Mynet, fibra attiva nella montagna trentina: sfida vinta in meno di due mesi

Mynet, l’azienda di telecomunicazioni mantovana leader nella connettività ultraveloce, è il primo operatore ad aver attivato la propria fibra ottica presso Intacture, il Data Center nel cuore della montagna in Trentino. Il progetto di posa dell’infrastruttura è stato realizzato in tempi record e celebrato nei giorni scorsi alla presenza di numerosi rappresentanti di enti e istituzioni.
«Abbiamo accettato una sfida: portare la connettività a questa straordinaria infrastruttura in meno di sessanta giorni. Il nostro primo sopralluogo risale allo scorso 15 settembre: dopo tre giorni eravamo già operativi», racconta il direttore generale di Mynet Giovanni Zorzoni.
Grazie alla dorsale proprietaria già presente in Trentino, frutto degli investimenti dell’azienda e della sua controllata Mynet Trentino, è stato possibile accelerare l’esecuzione del progetto, riducendo tempi e costi e concentrando la progettazione e la costruzione esclusivamente sulla tratta finale di 3,5 chilometri che collega il punto di accesso della dorsale al Data Center. «Il sopralluogo all’interno della struttura è stato sorprendente – afferma il direttore Infrastrutture di Mynet Omar Vacchelli – un’opera realizzata all’interno di una montagna, in una miniera attiva, con gallerie e ramificazioni interne costruite nel rispetto dei più alti standard di sicurezza e resilienza.»
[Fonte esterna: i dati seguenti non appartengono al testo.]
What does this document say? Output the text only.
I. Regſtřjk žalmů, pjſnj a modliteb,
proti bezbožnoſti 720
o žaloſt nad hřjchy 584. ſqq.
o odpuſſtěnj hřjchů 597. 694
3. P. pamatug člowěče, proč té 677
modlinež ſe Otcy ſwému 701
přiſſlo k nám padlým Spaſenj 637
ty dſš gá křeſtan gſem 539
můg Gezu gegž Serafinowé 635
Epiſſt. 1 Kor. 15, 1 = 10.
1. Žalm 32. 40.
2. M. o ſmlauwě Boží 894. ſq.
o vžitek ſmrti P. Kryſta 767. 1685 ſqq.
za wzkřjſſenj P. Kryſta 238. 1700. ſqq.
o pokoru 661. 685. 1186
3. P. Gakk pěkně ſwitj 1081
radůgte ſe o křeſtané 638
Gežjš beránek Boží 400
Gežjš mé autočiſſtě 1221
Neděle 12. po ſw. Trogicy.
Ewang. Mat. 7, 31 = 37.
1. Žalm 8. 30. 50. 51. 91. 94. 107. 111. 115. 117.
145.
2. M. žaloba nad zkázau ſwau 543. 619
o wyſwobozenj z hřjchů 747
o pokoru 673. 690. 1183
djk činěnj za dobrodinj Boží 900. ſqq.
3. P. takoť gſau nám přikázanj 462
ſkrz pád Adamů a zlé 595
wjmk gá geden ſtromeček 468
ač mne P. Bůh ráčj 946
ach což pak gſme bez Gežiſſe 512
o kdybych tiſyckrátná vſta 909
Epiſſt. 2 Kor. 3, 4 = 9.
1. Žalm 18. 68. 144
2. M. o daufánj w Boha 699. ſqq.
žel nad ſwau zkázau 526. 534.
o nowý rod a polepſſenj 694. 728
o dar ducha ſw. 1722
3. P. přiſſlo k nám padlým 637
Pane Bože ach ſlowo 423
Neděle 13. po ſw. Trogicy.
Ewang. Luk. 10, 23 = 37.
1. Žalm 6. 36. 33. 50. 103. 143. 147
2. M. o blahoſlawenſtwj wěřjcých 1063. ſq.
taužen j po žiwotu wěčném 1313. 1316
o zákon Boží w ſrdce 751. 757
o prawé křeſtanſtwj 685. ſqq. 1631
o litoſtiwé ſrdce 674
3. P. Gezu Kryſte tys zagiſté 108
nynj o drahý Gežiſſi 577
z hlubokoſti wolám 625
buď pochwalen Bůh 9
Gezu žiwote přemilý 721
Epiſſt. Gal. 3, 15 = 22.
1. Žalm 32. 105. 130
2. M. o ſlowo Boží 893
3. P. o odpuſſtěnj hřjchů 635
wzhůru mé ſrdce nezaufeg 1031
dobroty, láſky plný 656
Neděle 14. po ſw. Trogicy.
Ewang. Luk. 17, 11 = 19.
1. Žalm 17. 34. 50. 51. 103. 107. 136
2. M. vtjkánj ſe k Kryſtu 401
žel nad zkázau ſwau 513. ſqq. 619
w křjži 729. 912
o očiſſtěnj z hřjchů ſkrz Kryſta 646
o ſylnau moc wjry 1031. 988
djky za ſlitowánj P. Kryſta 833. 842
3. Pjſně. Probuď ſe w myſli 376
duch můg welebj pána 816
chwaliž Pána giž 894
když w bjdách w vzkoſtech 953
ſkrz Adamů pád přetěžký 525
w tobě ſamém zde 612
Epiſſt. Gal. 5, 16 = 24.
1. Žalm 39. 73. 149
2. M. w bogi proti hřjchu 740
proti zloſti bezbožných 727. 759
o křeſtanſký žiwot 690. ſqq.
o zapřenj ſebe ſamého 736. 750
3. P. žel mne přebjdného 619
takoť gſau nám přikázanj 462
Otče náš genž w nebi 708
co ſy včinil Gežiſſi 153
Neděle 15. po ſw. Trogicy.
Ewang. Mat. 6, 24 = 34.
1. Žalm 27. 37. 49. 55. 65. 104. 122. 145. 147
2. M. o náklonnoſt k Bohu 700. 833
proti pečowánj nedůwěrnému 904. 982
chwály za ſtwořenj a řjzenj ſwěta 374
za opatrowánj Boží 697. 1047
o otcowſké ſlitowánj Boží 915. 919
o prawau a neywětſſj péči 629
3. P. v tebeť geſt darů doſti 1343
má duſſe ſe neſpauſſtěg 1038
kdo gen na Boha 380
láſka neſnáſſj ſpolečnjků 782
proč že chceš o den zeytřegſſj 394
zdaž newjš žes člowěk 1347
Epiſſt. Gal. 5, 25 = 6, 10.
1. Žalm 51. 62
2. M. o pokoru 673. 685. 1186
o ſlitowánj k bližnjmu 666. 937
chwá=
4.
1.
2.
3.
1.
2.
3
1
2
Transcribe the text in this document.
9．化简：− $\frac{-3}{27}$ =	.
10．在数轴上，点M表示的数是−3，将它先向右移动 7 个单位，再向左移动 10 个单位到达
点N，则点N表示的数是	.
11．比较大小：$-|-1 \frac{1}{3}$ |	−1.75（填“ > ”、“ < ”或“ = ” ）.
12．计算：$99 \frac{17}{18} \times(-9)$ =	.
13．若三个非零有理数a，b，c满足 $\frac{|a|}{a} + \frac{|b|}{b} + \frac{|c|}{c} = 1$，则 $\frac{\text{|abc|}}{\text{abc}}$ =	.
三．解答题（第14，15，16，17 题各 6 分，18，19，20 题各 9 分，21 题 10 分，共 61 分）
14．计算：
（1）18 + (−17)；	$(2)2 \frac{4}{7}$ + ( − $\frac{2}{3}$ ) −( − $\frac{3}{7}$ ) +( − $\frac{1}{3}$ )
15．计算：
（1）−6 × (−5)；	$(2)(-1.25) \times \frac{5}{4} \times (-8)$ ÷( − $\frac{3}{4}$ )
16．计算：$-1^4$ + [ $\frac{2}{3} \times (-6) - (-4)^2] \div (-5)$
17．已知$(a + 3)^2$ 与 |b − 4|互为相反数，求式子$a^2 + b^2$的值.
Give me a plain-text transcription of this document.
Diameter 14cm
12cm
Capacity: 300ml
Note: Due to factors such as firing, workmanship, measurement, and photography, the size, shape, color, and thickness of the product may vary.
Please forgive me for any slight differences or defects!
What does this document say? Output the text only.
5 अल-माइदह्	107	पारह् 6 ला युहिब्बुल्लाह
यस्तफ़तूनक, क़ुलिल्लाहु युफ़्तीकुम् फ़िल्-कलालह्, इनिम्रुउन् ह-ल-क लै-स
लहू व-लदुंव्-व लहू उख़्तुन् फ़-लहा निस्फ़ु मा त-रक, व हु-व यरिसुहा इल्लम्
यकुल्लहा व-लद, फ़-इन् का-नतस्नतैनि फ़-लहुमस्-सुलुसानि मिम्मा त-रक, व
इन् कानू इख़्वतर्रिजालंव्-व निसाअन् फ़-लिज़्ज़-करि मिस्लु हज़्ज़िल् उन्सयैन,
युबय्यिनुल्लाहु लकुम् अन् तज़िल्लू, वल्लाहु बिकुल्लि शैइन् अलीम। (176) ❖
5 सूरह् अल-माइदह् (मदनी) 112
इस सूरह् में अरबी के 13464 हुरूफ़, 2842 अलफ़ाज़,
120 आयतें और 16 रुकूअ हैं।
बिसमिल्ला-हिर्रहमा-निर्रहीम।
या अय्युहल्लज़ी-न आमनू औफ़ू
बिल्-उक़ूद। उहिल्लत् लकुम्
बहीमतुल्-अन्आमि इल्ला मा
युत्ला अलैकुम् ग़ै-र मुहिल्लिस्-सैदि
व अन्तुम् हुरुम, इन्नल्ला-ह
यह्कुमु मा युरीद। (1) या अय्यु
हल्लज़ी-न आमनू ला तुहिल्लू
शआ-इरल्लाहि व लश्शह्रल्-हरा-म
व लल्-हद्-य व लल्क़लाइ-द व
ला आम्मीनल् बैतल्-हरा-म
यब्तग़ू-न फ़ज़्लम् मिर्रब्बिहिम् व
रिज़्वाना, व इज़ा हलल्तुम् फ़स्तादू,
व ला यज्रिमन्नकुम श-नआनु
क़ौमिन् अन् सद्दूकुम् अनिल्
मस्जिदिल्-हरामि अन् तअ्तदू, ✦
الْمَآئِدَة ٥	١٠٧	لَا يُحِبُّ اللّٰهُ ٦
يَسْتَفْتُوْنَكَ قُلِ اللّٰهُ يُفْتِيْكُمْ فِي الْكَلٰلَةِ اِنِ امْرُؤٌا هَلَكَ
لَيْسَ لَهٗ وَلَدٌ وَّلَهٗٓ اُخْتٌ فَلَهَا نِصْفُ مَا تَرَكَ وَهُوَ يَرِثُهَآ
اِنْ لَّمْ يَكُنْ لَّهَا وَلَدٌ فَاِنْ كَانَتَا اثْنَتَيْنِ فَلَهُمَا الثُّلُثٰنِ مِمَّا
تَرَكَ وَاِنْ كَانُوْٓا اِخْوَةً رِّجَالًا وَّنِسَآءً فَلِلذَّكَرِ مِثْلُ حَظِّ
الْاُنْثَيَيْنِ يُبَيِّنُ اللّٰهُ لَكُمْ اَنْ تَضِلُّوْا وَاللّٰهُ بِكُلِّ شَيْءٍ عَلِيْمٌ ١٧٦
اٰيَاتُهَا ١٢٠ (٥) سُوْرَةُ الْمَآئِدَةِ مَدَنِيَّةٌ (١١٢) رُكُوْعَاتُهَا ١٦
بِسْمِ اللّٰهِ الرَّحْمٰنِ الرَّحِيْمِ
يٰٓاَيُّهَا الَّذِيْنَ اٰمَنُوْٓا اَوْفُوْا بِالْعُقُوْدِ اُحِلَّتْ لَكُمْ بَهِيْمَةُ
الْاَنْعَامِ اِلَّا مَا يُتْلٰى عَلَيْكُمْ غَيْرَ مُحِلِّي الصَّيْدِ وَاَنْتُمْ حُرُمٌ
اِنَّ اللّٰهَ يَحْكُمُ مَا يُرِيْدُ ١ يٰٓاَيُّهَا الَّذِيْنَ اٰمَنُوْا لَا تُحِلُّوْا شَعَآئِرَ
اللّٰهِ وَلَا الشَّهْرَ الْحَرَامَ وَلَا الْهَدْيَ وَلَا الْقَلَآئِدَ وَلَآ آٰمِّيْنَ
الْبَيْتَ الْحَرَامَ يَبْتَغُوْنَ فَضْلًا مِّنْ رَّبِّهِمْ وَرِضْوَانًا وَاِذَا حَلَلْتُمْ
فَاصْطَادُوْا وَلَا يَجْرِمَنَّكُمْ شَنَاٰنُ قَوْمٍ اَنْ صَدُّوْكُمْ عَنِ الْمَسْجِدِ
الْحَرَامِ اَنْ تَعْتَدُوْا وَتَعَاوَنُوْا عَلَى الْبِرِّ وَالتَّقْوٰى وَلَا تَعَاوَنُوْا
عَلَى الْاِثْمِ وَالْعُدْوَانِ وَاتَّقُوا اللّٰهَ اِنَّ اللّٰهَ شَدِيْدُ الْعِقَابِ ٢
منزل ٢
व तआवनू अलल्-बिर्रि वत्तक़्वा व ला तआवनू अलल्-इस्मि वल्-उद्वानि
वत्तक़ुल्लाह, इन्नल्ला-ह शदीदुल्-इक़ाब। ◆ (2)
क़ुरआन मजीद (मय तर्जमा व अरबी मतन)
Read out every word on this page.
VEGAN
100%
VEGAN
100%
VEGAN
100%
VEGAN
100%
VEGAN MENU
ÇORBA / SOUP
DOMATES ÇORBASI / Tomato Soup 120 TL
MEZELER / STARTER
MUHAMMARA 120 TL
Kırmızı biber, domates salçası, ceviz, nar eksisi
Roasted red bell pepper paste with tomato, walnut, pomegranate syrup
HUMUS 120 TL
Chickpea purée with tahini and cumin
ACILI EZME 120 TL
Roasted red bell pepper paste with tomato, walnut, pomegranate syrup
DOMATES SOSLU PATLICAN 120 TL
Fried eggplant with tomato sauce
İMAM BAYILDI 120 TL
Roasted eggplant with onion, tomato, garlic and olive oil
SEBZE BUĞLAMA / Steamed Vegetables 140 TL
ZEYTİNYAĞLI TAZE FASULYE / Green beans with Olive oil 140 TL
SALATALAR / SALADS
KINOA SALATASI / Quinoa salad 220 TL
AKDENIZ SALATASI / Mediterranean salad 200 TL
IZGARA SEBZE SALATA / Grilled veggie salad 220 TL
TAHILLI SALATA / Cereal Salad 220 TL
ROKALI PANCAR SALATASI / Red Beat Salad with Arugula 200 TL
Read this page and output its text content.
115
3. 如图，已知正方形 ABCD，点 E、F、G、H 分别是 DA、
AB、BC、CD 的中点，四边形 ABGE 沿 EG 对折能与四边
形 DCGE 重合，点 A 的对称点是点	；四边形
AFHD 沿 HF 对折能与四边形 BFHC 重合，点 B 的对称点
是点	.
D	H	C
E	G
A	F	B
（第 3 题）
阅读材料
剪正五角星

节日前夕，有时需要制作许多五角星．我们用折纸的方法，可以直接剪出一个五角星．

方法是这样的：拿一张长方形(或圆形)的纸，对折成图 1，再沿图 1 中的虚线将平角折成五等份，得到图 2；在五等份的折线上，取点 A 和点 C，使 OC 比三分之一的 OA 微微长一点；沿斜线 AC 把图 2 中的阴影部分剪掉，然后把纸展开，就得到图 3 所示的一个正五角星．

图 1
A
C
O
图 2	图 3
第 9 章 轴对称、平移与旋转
L’impegno di Mynet è stato particolarmente intenso: l’azienda ha dedicato al progetto quasi l’intero reparto infrastrutture e i tecnici specializzati del Trentino, provenienti dalla storica sede di Rovereto, per garantire rapidità ed efficienza. I lavori, condotti da squadre qualificate di posatori e giuntisti, si sono svolti dal 17 settembre fino a metà novembre, data in cui l’infrastruttura ottica è stata completata. Nel complesso, l’intervento ha comportato la realizzazione di 14 nuovi chilometri di dorsale e la posa di 4,2 chilometri di fibra ottica, di cui 3,5 su strada fino all’ingresso del Data Center e 0,68 all’interno della struttura.
Il Data Center è ora servito da una connettività in fibra ottica di ultima generazione: Mynet ha implementato la tecnologia DWDM a Nx400 Gigabit al secondo, che garantisce capacità e latenza senza precedenti, anche grazie ai collegamenti completamente interrati e realizzati su percorsi cavo distinti verso la provincia autonoma di Trento.

«Qui si concretizza una storia di successo, che intreccia competenze scientifiche, tecnologie avanzate e capacità industriali, generando nuove opportunità di sviluppo in un contesto unico e naturalmente sostenibile. La connettività rafforza la competitività del territorio e apre la strada a nuovi investimenti, in un ecosistema che cresce grazie alla forza delle sinergie e delle competenze presenti», sottolinea Achille Spinelli, vicepresidente e assessore allo Sviluppo economico, lavoro, famiglia, università e ricerca della Provincia autonoma di Trento.
«L’attivazione della connettività da parte di Mynet rappresenta un passaggio fondamentale nello sviluppo di Intacture. Portare fibra ottica in tempi così rapidi all’interno di una struttura complessa come un data center in miniera dimostra la solidità di una collaborazione orientata alla qualità e alla rapidità di esecuzione. L’arrivo di Mynet conferma il valore di Intacture e la centralità che questa infrastruttura sta assumendo nell’ecosistema digitale trentino e italiano», osserva Roberto Loro, consigliere d’amministrazione di Trentino DataMine.
Anche il presidente del Comitato Scientifico di Trentino DataMine, Paolo Giorgini, evidenzia il ruolo del progetto: «Intacture rappresenta per il Trentino un’infrastruttura strategica a supporto della ricerca e dell’innovazione digitale. In un settore come l’intelligenza artificiale, caratterizzato da un’evoluzione rapidissima, è essenziale disporre di soluzioni che riducano i tempi di reazione e favoriscano l’integrazione tra attività di ricerca e applicazioni concrete. L’attivazione della fibra ottica è un passaggio chiave per rendere pienamente operativo il Data Center e permette al territorio di dotarsi degli strumenti necessari per competere, sostenendo crescita, sperimentazione e trasferimento tecnologico.»

«Nell’anno in cui celebriamo il trentesimo anniversario della nostra azienda – conclude Zorzoni – questo progetto altamente sfidante e innovativo rappresenta il coronamento simbolico della nostra attività, che si esprime nella vicinanza alle esigenze del territorio per ridurre il digital divide e in un’attenzione sempre altissima alla ricerca e sviluppo.»